Su activismo no sólo se ha enfocado a manifestaciones, acudir a reuniones donde políticos y alcaldes deciden dónde y a qué destinaran recursos en temas de mujeres. También han reclamado que se cierren los centros de detención a mujeres migrantes de color, como es Yarl’s Wood, del cual nadie habla, ni mucho menos de los horrores que ahí viven cientos de mujeres de todas partes del mundo. También han ocupado edificios y espacios comunitarios que gobiernos locales quieren expropiar para aumentar la gentrificación en vecindarios pobres, llevando a miles de familias a ser gente sin techo; también realizan talleres sobre diversos temas donde invitan a mujeres comunes a conocer sobre sus derechos.

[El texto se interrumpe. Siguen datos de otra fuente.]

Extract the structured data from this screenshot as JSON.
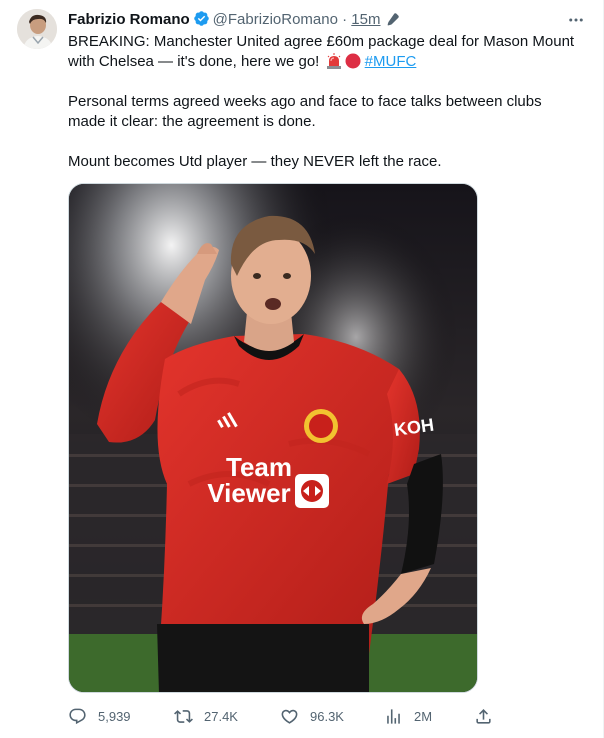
{
  "author": {
    "name": "Fabrizio Romano",
    "handle": "@FabrizioRomano",
    "separator": "·",
    "time": "15m"
  },
  "tweet": {
    "line1_prefix": "BREAKING: Manchester United agree £60m package deal for Mason Mount",
    "line2_prefix": "with Chelsea — it's done, here we go! ",
    "hashtag": "#MUFC",
    "paragraph2": "Personal terms agreed weeks ago and face to face talks between clubs made it clear: the agreement is done.",
    "paragraph3": "Mount becomes Utd player — they NEVER left the race."
  },
  "media": {
    "sponsor_line1": "Team",
    "sponsor_line2": "Viewer",
    "sleeve_brand": "KOH"
  },
  "actions": {
    "replies": "5,939",
    "reposts": "27.4K",
    "likes": "96.3K",
    "views": "2M"
  },
  "colors": {
    "link": "#1d9bf0",
    "verified": "#1d9bf0",
    "muted": "#536471",
    "shirt_red": "#d42a23"
  },
  "icons": [
    "verified-badge-icon",
    "edit-pencil-icon",
    "more-options-icon",
    "rotating-light-emoji-icon",
    "red-circle-emoji-icon",
    "reply-icon",
    "repost-icon",
    "like-icon",
    "views-icon",
    "share-icon"
  ]
}
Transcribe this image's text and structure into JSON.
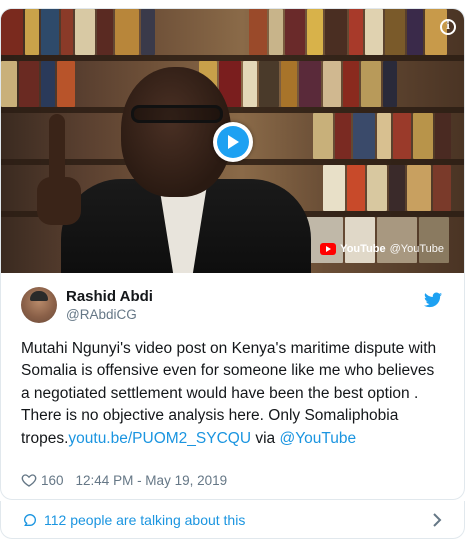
{
  "video": {
    "info_icon": "info-icon",
    "play_icon": "play-icon",
    "source_brand": "YouTube",
    "source_handle": "@YouTube",
    "accent_color": "#1da1f2"
  },
  "author": {
    "display_name": "Rashid Abdi",
    "handle": "@RAbdiCG",
    "avatar_icon": "avatar"
  },
  "tweet": {
    "text": "Mutahi Ngunyi's video post on Kenya's maritime dispute with Somalia is offensive even for someone like me who believes a negotiated settlement would have been the best option . There is no objective analysis here. Only Somaliphobia tropes.",
    "link_text": "youtu.be/PUOM2_SYCQU",
    "via_text": " via ",
    "mention": "@YouTube",
    "link_color": "#1b95e0"
  },
  "meta": {
    "likes": "160",
    "timestamp": "12:44 PM - May 19, 2019"
  },
  "footer": {
    "talking_label": "112 people are talking about this"
  }
}
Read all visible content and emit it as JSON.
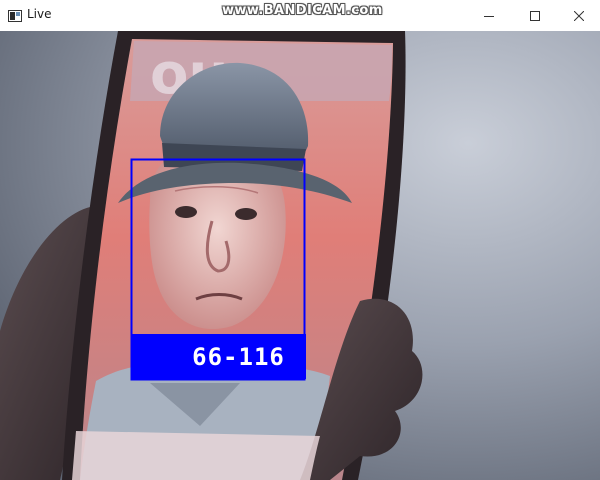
{
  "window": {
    "title": "Live",
    "icon": "camera-feed-icon",
    "controls": [
      "minimize-icon",
      "maximize-icon",
      "close-icon"
    ]
  },
  "overlay": {
    "watermark": "www.BANDICAM.com"
  },
  "detection": {
    "label": "66-116",
    "box_color": "#0000ff",
    "label_color": "#ffffff"
  }
}
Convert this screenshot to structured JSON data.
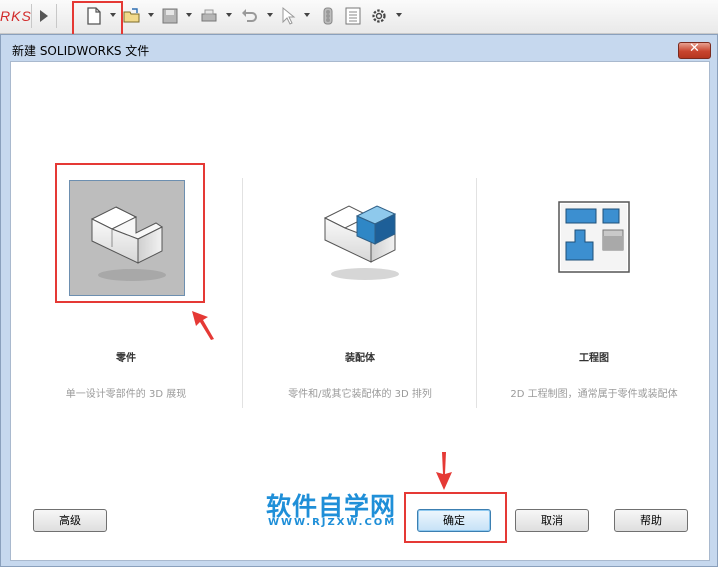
{
  "toolbar": {
    "logo_fragment": "RKS",
    "icons": [
      "play-icon",
      "new-document-icon",
      "open-folder-icon",
      "save-icon",
      "print-icon",
      "undo-icon",
      "select-arrow-icon",
      "traffic-light-icon",
      "file-properties-icon",
      "gear-icon"
    ]
  },
  "dialog": {
    "title": "新建 SOLIDWORKS 文件",
    "close_symbol": "✕",
    "templates": [
      {
        "label": "零件",
        "description": "单一设计零部件的 3D 展现",
        "icon": "part-icon"
      },
      {
        "label": "装配体",
        "description": "零件和/或其它装配体的 3D 排列",
        "icon": "assembly-icon"
      },
      {
        "label": "工程图",
        "description": "2D 工程制图，通常属于零件或装配体",
        "icon": "drawing-icon"
      }
    ],
    "buttons": {
      "advanced": "高级",
      "ok": "确定",
      "cancel": "取消",
      "help": "帮助"
    }
  },
  "watermark": {
    "main": "软件自学网",
    "sub": "WWW.RJZXW.COM"
  },
  "colors": {
    "highlight": "#e53935",
    "watermark": "#1f8fd8"
  }
}
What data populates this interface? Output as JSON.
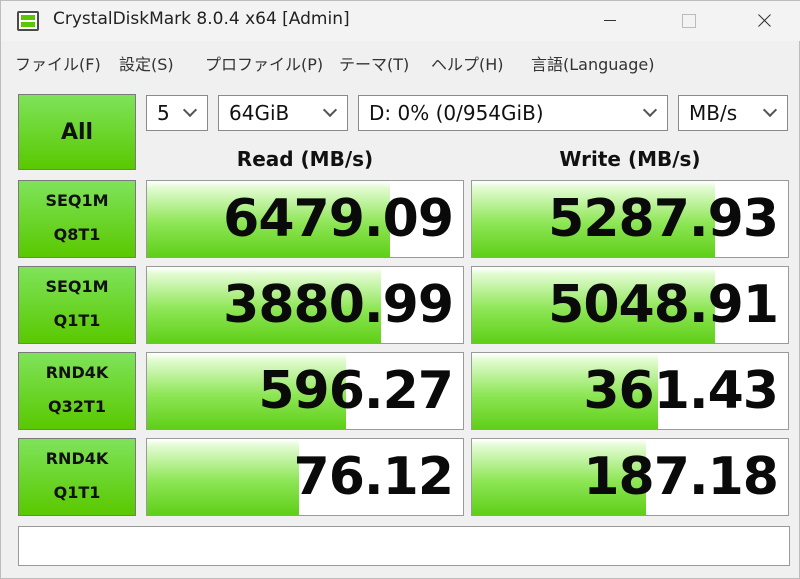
{
  "window": {
    "title": "CrystalDiskMark 8.0.4 x64 [Admin]"
  },
  "menu": [
    "ファイル(F)",
    "設定(S)",
    "プロファイル(P)",
    "テーマ(T)",
    "ヘルプ(H)",
    "言語(Language)"
  ],
  "controls": {
    "all_label": "All",
    "count": "5",
    "size": "64GiB",
    "drive": "D: 0% (0/954GiB)",
    "unit": "MB/s"
  },
  "headers": {
    "read": "Read (MB/s)",
    "write": "Write (MB/s)"
  },
  "rows": [
    {
      "label1": "SEQ1M",
      "label2": "Q8T1",
      "read": "6479.09",
      "write": "5287.93",
      "read_fill": 0.77,
      "write_fill": 0.77
    },
    {
      "label1": "SEQ1M",
      "label2": "Q1T1",
      "read": "3880.99",
      "write": "5048.91",
      "read_fill": 0.74,
      "write_fill": 0.77
    },
    {
      "label1": "RND4K",
      "label2": "Q32T1",
      "read": "596.27",
      "write": "361.43",
      "read_fill": 0.63,
      "write_fill": 0.59
    },
    {
      "label1": "RND4K",
      "label2": "Q1T1",
      "read": "76.12",
      "write": "187.18",
      "read_fill": 0.48,
      "write_fill": 0.55
    }
  ],
  "comment": "",
  "colors": {
    "accent_green": "#5ac800",
    "bar_green": "#8ee656"
  }
}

HollowayAl día de hoy, mientras escribimos este texto, Sisters Uncut llevan dos días de haber tomado, ocupado, reclamado la prisión de mujeres en el municipio de Holloway. Esta cárcel es famosa porque ahí se han torturado y violado las libertades de mujeres caracterizadas por su disidencia política: desde las sufragistas de la primera generación, como mujeres de color o negras que al defenderse de violaciones, fueron llevadas a la cárcel y algunas de ellas muertas por los golpes que ahí mismo les propiciaron los guardias. Como acto de resistencia, están realizando un festival cultural y rememorando a las mujeres que por defenderse de sus perpetradores o exigir sus derechos, fueron recluidas sin la menor esperanza.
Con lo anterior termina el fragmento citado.